Seguiram até o fim do corredor, cruzando com alguns oficiais. As paredes estremeciam a cada novo ataque e Fantin começou a duvidar de que pudessem suportar uma investida direta, contudo, ninguém tinha pressa em se locomover por ali.

Um guarda com olhos inquietos, apressou-se a abrir a porta no fim do corredor. Seu incômodo não era por estar diante de Virnan, mas pelo o que acontecia dentro da sala que guardava. As três adentraram no recinto e Fantin percebeu se tratar da biblioteca particular do chefe da guarda das muralhas. Em comparação a todos os salões e construções amplos que conheceu em Flyn, aquele lugar era estreito, escuro e sufocante.

Não ajudava o fato de já haver seis pessoas lá dentro.

Recostado a mesa no centro do cômodo, Laio sorriu daquele jeito incomodamente semelhante ao de Virnan. Uma moça de cabelos raspados e expressões rígidas estava parada ao lado dele, os olhos passeavam pela sala como se estivesse aguardando que Érion ou seu abominável dragão surgisse a qualquer momento.

Contudo, Fantin estava certa de que o máximo que poderia lhes acontecer ali, era morrerem sufocados ou cozinhados pelo calor intenso que tomava o ambiente. A mestra lançou um olhar desejoso para as janelas cerradas e depois outro cheio de insinuações referentes a elas para o homem sentado atrás da mesa que, obviamente, era o dono da sala.

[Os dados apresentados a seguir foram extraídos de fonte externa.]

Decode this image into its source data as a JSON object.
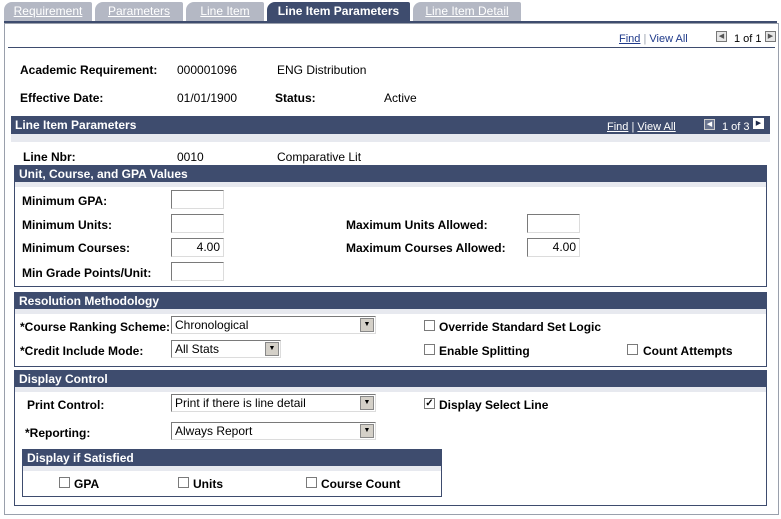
{
  "tabs": [
    {
      "label": "Requirement"
    },
    {
      "label": "Parameters"
    },
    {
      "label": "Line Item"
    },
    {
      "label": "Line Item Parameters"
    },
    {
      "label": "Line Item Detail"
    }
  ],
  "top_nav": {
    "find": "Find",
    "sep": "|",
    "view_all": "View All",
    "count": "1 of 1"
  },
  "header": {
    "acad_req_label": "Academic Requirement:",
    "acad_req_value": "000001096",
    "acad_req_desc": "ENG Distribution",
    "eff_date_label": "Effective Date:",
    "eff_date_value": "01/01/1900",
    "status_label": "Status:",
    "status_value": "Active"
  },
  "line_item_params": {
    "title": "Line Item Parameters",
    "find": "Find",
    "sep": "|",
    "view_all": "View All",
    "count": "1 of 3",
    "line_nbr_label": "Line Nbr:",
    "line_nbr_value": "0010",
    "line_nbr_desc": "Comparative Lit"
  },
  "unit_course_gpa": {
    "title": "Unit, Course, and GPA Values",
    "min_gpa_label": "Minimum GPA:",
    "min_gpa_value": "",
    "min_units_label": "Minimum Units:",
    "min_units_value": "",
    "max_units_label": "Maximum Units Allowed:",
    "max_units_value": "",
    "min_courses_label": "Minimum Courses:",
    "min_courses_value": "4.00",
    "max_courses_label": "Maximum Courses Allowed:",
    "max_courses_value": "4.00",
    "min_grade_points_label": "Min Grade Points/Unit:",
    "min_grade_points_value": ""
  },
  "resolution": {
    "title": "Resolution Methodology",
    "ranking_label": "*Course Ranking Scheme:",
    "ranking_value": "Chronological",
    "credit_label": "*Credit Include Mode:",
    "credit_value": "All Stats",
    "override_label": "Override Standard Set Logic",
    "override_checked": false,
    "splitting_label": "Enable Splitting",
    "splitting_checked": false,
    "count_attempts_label": "Count Attempts",
    "count_attempts_checked": false
  },
  "display_control": {
    "title": "Display Control",
    "print_label": "Print Control:",
    "print_value": "Print if there is line detail",
    "reporting_label": "*Reporting:",
    "reporting_value": "Always Report",
    "display_select_label": "Display Select Line",
    "display_select_checked": true,
    "check_mark": "✓",
    "satisfied": {
      "title": "Display if Satisfied",
      "gpa_label": "GPA",
      "units_label": "Units",
      "course_count_label": "Course Count"
    }
  }
}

Pelo o que recordava, nunca conversou diretamente com ele, mas o conhecia das diversas reuniões com os comandantes florinae. Ele era um talto. Os olhos azuis e a barba loura revelavam isso, já que não havia sequer um fio de cabelo na cabeça. Fantin escavou as profundezas da mente em busca do nome dele, mas foi em vão, e Virnan não pareceu muito disposta a cumprimentá-lo com algo mais do que um inclinar de cabeça quando ele se levantou e fez uma mesura.

A castir encarou as pessoas sentadas no chão no canto da sala. Os demires Guilis e Kalum e a demira Belia não devolveram o olhar.

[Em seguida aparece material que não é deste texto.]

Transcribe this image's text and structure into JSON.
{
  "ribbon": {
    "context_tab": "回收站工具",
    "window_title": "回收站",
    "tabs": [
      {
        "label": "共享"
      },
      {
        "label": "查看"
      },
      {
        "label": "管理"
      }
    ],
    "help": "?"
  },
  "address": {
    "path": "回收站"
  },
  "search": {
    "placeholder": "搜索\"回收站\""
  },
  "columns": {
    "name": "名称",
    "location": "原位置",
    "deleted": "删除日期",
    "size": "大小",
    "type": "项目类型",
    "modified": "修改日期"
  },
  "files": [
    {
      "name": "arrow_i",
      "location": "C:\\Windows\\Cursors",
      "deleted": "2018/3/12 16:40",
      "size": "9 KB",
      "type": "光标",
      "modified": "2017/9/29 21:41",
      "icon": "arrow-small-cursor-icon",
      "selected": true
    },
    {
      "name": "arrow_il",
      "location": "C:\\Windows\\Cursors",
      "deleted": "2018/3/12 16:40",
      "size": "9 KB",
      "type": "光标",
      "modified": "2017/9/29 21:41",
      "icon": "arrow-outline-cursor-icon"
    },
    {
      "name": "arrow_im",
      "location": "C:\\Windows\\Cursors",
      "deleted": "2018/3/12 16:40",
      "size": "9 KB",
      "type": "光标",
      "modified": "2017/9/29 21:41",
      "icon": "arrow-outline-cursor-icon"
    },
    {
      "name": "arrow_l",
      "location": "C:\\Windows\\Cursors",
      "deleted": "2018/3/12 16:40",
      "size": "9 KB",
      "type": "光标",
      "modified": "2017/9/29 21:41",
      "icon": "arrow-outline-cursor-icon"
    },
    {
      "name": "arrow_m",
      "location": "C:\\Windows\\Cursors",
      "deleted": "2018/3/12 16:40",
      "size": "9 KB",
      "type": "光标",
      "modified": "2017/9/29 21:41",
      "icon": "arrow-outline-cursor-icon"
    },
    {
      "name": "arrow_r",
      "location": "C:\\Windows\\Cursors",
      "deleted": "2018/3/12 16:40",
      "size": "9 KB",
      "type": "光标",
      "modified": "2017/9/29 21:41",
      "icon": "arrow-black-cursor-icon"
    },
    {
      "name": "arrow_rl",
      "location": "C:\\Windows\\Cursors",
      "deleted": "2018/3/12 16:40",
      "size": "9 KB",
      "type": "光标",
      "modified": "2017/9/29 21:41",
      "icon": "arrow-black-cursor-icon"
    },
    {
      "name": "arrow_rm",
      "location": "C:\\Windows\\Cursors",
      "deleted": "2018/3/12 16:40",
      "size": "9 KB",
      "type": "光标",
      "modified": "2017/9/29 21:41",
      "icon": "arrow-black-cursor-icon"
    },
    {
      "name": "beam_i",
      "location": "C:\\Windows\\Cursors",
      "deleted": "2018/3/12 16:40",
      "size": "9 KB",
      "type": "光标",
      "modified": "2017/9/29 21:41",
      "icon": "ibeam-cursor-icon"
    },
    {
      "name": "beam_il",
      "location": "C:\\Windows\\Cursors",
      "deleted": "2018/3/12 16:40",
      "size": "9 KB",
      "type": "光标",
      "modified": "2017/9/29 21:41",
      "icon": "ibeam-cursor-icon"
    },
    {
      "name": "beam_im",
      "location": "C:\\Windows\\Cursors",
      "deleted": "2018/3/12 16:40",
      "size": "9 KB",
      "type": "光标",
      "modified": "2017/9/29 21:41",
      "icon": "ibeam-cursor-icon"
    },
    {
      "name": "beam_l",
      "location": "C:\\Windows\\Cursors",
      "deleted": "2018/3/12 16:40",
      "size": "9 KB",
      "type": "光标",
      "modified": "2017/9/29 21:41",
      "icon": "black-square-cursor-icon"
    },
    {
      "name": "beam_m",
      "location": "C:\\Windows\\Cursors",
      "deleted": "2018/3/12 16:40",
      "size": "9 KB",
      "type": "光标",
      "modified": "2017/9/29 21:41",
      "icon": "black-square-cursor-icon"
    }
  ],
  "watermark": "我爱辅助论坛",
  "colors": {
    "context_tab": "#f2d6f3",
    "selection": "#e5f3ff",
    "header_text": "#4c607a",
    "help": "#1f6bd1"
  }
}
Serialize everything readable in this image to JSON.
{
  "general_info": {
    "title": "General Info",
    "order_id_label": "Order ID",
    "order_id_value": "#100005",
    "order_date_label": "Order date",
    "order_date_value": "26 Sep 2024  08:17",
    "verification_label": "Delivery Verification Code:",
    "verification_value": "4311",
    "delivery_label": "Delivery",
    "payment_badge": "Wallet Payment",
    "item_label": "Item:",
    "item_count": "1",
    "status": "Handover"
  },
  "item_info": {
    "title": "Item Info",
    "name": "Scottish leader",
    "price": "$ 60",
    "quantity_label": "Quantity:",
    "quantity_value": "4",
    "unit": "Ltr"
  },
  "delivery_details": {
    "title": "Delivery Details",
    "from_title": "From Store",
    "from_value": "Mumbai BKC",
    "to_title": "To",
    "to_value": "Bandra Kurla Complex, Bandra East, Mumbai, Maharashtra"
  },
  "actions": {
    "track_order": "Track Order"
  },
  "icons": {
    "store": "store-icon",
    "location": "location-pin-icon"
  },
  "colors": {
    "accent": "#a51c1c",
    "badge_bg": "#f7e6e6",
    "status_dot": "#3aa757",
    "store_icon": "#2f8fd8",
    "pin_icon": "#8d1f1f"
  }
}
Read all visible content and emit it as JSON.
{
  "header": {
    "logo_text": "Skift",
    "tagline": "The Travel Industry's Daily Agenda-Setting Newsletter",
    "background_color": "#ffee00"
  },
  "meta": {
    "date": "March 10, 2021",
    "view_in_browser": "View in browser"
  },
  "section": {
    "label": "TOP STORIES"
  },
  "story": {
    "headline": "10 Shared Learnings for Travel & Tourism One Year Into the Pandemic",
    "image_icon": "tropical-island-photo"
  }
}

— Creio que podemos declarar que este reino está oficialmente de ponta-cabeça. — Fantin gracejou, mais de nervoso do que por diversão. Todavia, era o que achava realmente.

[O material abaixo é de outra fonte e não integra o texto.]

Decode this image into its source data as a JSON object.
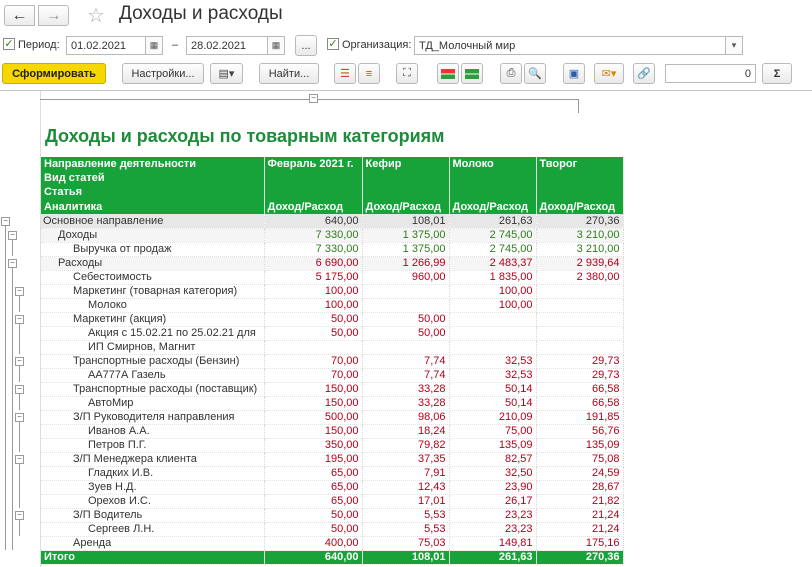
{
  "window": {
    "title": "Доходы и расходы"
  },
  "toolbar": {
    "period_label": "Период:",
    "date_from": "01.02.2021",
    "date_to": "28.02.2021",
    "dash": "–",
    "ellipsis": "...",
    "org_label": "Организация:",
    "org_value": "ТД_Молочный мир",
    "generate": "Сформировать",
    "settings": "Настройки...",
    "find": "Найти...",
    "sum_value": "0",
    "sigma": "Σ"
  },
  "report": {
    "title": "Доходы и расходы по товарным категориям",
    "header_rows": [
      [
        "Направление деятельности",
        "Февраль 2021 г.",
        "Кефир",
        "Молоко",
        "Творог"
      ],
      [
        "Вид статей",
        "",
        "",
        "",
        ""
      ],
      [
        "Статья",
        "",
        "",
        "",
        ""
      ],
      [
        "Аналитика",
        "Доход/Расход",
        "Доход/Расход",
        "Доход/Расход",
        "Доход/Расход"
      ]
    ],
    "rows": [
      {
        "label": "Основное направление",
        "indent": 0,
        "kind": "main",
        "values": [
          "640,00",
          "108,01",
          "261,63",
          "270,36"
        ]
      },
      {
        "label": "Доходы",
        "indent": 1,
        "kind": "sub-pos",
        "values": [
          "7 330,00",
          "1 375,00",
          "2 745,00",
          "3 210,00"
        ]
      },
      {
        "label": "Выручка от продаж",
        "indent": 2,
        "kind": "pos",
        "values": [
          "7 330,00",
          "1 375,00",
          "2 745,00",
          "3 210,00"
        ]
      },
      {
        "label": "Расходы",
        "indent": 1,
        "kind": "sub-neg",
        "values": [
          "6 690,00",
          "1 266,99",
          "2 483,37",
          "2 939,64"
        ]
      },
      {
        "label": "Себестоимость",
        "indent": 2,
        "kind": "neg",
        "values": [
          "5 175,00",
          "960,00",
          "1 835,00",
          "2 380,00"
        ]
      },
      {
        "label": "Маркетинг (товарная категория)",
        "indent": 2,
        "kind": "neg",
        "values": [
          "100,00",
          "",
          "100,00",
          ""
        ]
      },
      {
        "label": "Молоко",
        "indent": 3,
        "kind": "neg",
        "values": [
          "100,00",
          "",
          "100,00",
          ""
        ]
      },
      {
        "label": "Маркетинг (акция)",
        "indent": 2,
        "kind": "neg",
        "values": [
          "50,00",
          "50,00",
          "",
          ""
        ]
      },
      {
        "label": "Акция с 15.02.21 по 25.02.21 для",
        "indent": 3,
        "kind": "neg",
        "values": [
          "50,00",
          "50,00",
          "",
          ""
        ]
      },
      {
        "label": "ИП Смирнов, Магнит",
        "indent": 3,
        "kind": "neg",
        "values": [
          "",
          "",
          "",
          ""
        ]
      },
      {
        "label": "Транспортные расходы (Бензин)",
        "indent": 2,
        "kind": "neg",
        "values": [
          "70,00",
          "7,74",
          "32,53",
          "29,73"
        ]
      },
      {
        "label": "АА777А Газель",
        "indent": 3,
        "kind": "neg",
        "values": [
          "70,00",
          "7,74",
          "32,53",
          "29,73"
        ]
      },
      {
        "label": "Транспортные расходы (поставщик)",
        "indent": 2,
        "kind": "neg",
        "values": [
          "150,00",
          "33,28",
          "50,14",
          "66,58"
        ]
      },
      {
        "label": "АвтоМир",
        "indent": 3,
        "kind": "neg",
        "values": [
          "150,00",
          "33,28",
          "50,14",
          "66,58"
        ]
      },
      {
        "label": "З/П Руководителя направления",
        "indent": 2,
        "kind": "neg",
        "values": [
          "500,00",
          "98,06",
          "210,09",
          "191,85"
        ]
      },
      {
        "label": "Иванов А.А.",
        "indent": 3,
        "kind": "neg",
        "values": [
          "150,00",
          "18,24",
          "75,00",
          "56,76"
        ]
      },
      {
        "label": "Петров П.Г.",
        "indent": 3,
        "kind": "neg",
        "values": [
          "350,00",
          "79,82",
          "135,09",
          "135,09"
        ]
      },
      {
        "label": "З/П Менеджера клиента",
        "indent": 2,
        "kind": "neg",
        "values": [
          "195,00",
          "37,35",
          "82,57",
          "75,08"
        ]
      },
      {
        "label": "Гладких И.В.",
        "indent": 3,
        "kind": "neg",
        "values": [
          "65,00",
          "7,91",
          "32,50",
          "24,59"
        ]
      },
      {
        "label": "Зуев Н.Д.",
        "indent": 3,
        "kind": "neg",
        "values": [
          "65,00",
          "12,43",
          "23,90",
          "28,67"
        ]
      },
      {
        "label": "Орехов И.С.",
        "indent": 3,
        "kind": "neg",
        "values": [
          "65,00",
          "17,01",
          "26,17",
          "21,82"
        ]
      },
      {
        "label": "З/П Водитель",
        "indent": 2,
        "kind": "neg",
        "values": [
          "50,00",
          "5,53",
          "23,23",
          "21,24"
        ]
      },
      {
        "label": "Сергеев Л.Н.",
        "indent": 3,
        "kind": "neg",
        "values": [
          "50,00",
          "5,53",
          "23,23",
          "21,24"
        ]
      },
      {
        "label": "Аренда",
        "indent": 2,
        "kind": "neg",
        "values": [
          "400,00",
          "75,03",
          "149,81",
          "175,16"
        ]
      }
    ],
    "total": {
      "label": "Итого",
      "values": [
        "640,00",
        "108,01",
        "261,63",
        "270,36"
      ]
    }
  }
}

Esperava que fosse falar algo como “este reino está oficialmente na merda”. — Lyla seguiu seu exemplo, ainda lançando um olhar magoado para Virnan. Teria se estendido no assunto do voto se não houvessem questões mais importantes a tratar no momento. Entretanto, as negativas da irmã não a fizeram dar-se por vencida.

— Essa frase exata me passou pela cabeça, mas eu não quis ofender os ouvidos sensíveis dos nobres traidores no chão. — Respondeu Fantin, debochada.

O comandante da guarda engoliu em seco e passou a ponta dos dedos na mesa, como se estivesse preocupado com a poeira que se acumulava sobre ela a cada tremor de terra. No lugar dele, Fantin também estaria se sentindo contra a parede ao saber que teria de manter presos três das pessoas mais importantes do reino e acusá-las de conspiração e traição.

Quando conversou com Virnan sobre alguém estar minando as barreiras de dentro da cidade, jamais teria imaginado que os culpados eram aqueles três. Na verdade, tinha se indignado com a aparente recusa dela em ir atrás dos traidores. Contudo, Lyla também percebeu a movimentação e assim que as deixou em segurança no palácio, foi em busca de Laio e informou isso através do laço quando ela despertou.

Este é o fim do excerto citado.